Overfitting means the model memorizes the training data but fails to generalize to new data.

We use **Regularization** to prevent this.
Two common techniques:
1. **Weight Decay (L2 Regularization)**: Penalizes large weights.
2. **Dropout**: Randomly turns off neurons during training.

In [None]:
import torch
import torch.nn as nn
import torch.optim as optim
import matplotlib.pyplot as plt

torch.manual_seed(42)

## 1. The Problem: Overfitting

Let's create a small dataset and a huge model to force overfitting.

In [None]:
# 1. Data: Noisy Sine Wave
x = torch.unsqueeze(torch.linspace(-1, 1, 20), dim=1)  # Only 20 points!
y = x.pow(3) + 0.3 * torch.rand(x.size())              # Cubic + Noise

# Test data (to check generalization)
x_test = torch.unsqueeze(torch.linspace(-1, 1, 100), dim=1)
y_test = x_test.pow(3) + 0.3 * torch.rand(x_test.size())

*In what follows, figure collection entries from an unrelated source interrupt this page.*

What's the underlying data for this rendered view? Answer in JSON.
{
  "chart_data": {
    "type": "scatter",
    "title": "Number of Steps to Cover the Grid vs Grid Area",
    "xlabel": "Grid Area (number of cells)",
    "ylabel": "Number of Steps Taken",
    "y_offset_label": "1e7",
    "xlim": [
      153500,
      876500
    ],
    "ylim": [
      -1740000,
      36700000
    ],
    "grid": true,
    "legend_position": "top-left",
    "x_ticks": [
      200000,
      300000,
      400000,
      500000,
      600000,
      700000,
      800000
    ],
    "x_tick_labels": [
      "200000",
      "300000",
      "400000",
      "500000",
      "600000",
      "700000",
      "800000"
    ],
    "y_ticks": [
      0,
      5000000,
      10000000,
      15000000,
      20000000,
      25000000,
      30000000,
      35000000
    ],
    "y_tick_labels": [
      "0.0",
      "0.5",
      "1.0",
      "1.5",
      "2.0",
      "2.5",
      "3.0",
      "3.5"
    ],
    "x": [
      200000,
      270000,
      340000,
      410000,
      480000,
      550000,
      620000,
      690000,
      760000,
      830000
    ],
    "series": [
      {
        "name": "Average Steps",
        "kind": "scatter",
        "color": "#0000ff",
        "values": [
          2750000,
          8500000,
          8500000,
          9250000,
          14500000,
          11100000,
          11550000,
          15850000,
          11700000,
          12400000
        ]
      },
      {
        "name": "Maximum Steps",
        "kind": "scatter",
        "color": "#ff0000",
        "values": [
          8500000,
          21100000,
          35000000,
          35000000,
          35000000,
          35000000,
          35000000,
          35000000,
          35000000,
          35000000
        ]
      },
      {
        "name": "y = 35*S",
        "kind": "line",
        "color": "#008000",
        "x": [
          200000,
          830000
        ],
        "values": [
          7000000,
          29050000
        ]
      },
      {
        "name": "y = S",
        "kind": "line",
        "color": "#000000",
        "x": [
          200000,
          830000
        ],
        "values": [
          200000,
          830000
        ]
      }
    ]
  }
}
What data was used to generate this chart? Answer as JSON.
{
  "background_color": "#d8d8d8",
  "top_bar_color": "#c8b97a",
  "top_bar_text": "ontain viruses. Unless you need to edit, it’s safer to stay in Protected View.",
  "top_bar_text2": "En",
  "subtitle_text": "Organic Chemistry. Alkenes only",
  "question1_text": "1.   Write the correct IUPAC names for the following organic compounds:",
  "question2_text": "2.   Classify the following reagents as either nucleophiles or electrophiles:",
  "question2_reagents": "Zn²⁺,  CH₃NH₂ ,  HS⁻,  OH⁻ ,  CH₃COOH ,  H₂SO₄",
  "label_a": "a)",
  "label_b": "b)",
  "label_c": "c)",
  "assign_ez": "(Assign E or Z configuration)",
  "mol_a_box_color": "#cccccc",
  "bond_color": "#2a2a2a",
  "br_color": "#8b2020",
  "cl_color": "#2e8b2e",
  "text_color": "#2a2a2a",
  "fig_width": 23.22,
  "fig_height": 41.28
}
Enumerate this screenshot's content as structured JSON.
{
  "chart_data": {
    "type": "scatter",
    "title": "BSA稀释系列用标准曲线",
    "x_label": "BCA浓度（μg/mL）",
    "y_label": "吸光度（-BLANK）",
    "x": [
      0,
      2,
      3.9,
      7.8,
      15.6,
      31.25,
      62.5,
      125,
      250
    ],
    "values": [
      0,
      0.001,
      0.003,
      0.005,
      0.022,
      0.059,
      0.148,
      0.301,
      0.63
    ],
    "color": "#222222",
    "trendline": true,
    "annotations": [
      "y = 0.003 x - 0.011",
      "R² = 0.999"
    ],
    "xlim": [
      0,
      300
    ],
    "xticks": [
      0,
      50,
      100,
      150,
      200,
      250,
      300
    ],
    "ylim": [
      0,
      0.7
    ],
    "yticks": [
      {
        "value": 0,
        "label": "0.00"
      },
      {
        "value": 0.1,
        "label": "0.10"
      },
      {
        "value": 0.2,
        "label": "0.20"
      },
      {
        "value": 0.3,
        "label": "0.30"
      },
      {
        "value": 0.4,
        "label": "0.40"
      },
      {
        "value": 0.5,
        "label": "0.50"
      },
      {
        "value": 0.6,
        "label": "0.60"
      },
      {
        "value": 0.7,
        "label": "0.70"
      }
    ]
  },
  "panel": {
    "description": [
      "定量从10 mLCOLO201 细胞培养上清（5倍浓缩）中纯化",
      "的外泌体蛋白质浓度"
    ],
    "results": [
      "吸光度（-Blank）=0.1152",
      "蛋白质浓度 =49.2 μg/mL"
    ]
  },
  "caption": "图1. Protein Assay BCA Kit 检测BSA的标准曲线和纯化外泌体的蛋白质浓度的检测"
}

## 2. Model without Regularization

We'll use a large network that can easily memorize these 20 points.

In [None]:
model_overfit = nn.Sequential(
    nn.Linear(1, 200),
    nn.ReLU(),
    nn.Linear(200, 200),
    nn.ReLU(),
    nn.Linear(200, 1)
)

optimizer = optim.Adam(model_overfit.parameters(), lr=0.01)
criterion = nn.MSELoss()

# Train for many epochs
for epoch in range(2000):
    optimizer.zero_grad()
    output = model_overfit(x)
    loss = criterion(output, y)
    loss.backward()
    optimizer.step()

## 3. Model WITH Regularization

We'll add:
- **Dropout**: `nn.Dropout(p=0.5)` drops 50% of neurons randomly.
- **Weight Decay**: Added in the optimizer (`weight_decay=1e-4`).

In [None]:
model_reg = nn.Sequential(
    nn.Linear(1, 200),
    nn.Dropout(0.5),  # 50% drop probability
    nn.ReLU(),
    nn.Linear(200, 200),
    nn.Dropout(0.5),
    nn.ReLU(),
    nn.Linear(200, 1)
)

# Weight Decay is L2 Regularization
optimizer_reg = optim.Adam(model_reg.parameters(), lr=0.01, weight_decay=1e-2)

# Train
model_reg.train() # Important for Dropout!
for epoch in range(2000):
    optimizer_reg.zero_grad()
    output = model_reg(x)
    loss = criterion(output, y)
    loss.backward()
    optimizer_reg.step()

## 4. Comparison

Let's see which model generalizes better to the test data.
**Note**: We must call `.eval()` before testing to turn off Dropout!

In [None]:
model_overfit.eval()
model_reg.eval()

pred_overfit = model_overfit(x_test).detach()
pred_reg = model_reg(x_test).detach()

plt.figure(figsize=(10, 5))
plt.scatter(x, y, c='red', s=50, label='Training Data')
plt.plot(x_test, pred_overfit, 'b-', label='Overfitted Model', alpha=0.5)
plt.plot(x_test, pred_reg, 'g-', label='Regularized Model', linewidth=2)
plt.legend()
plt.title("Overfitting vs Regularization")
plt.show()

## 5. Key Takeaways

1. **Overfitting** looks like a squiggly line trying to hit every point.
2. **Regularization** smooths the function.
3. **Dropout**: Use `nn.Dropout()` in your layers.
4. **Weight Decay**: Use `weight_decay` argument in your optimizer.
5. **Modes**: Always switch `model.train()` and `model.eval()` when using Dropout/BatchNorm!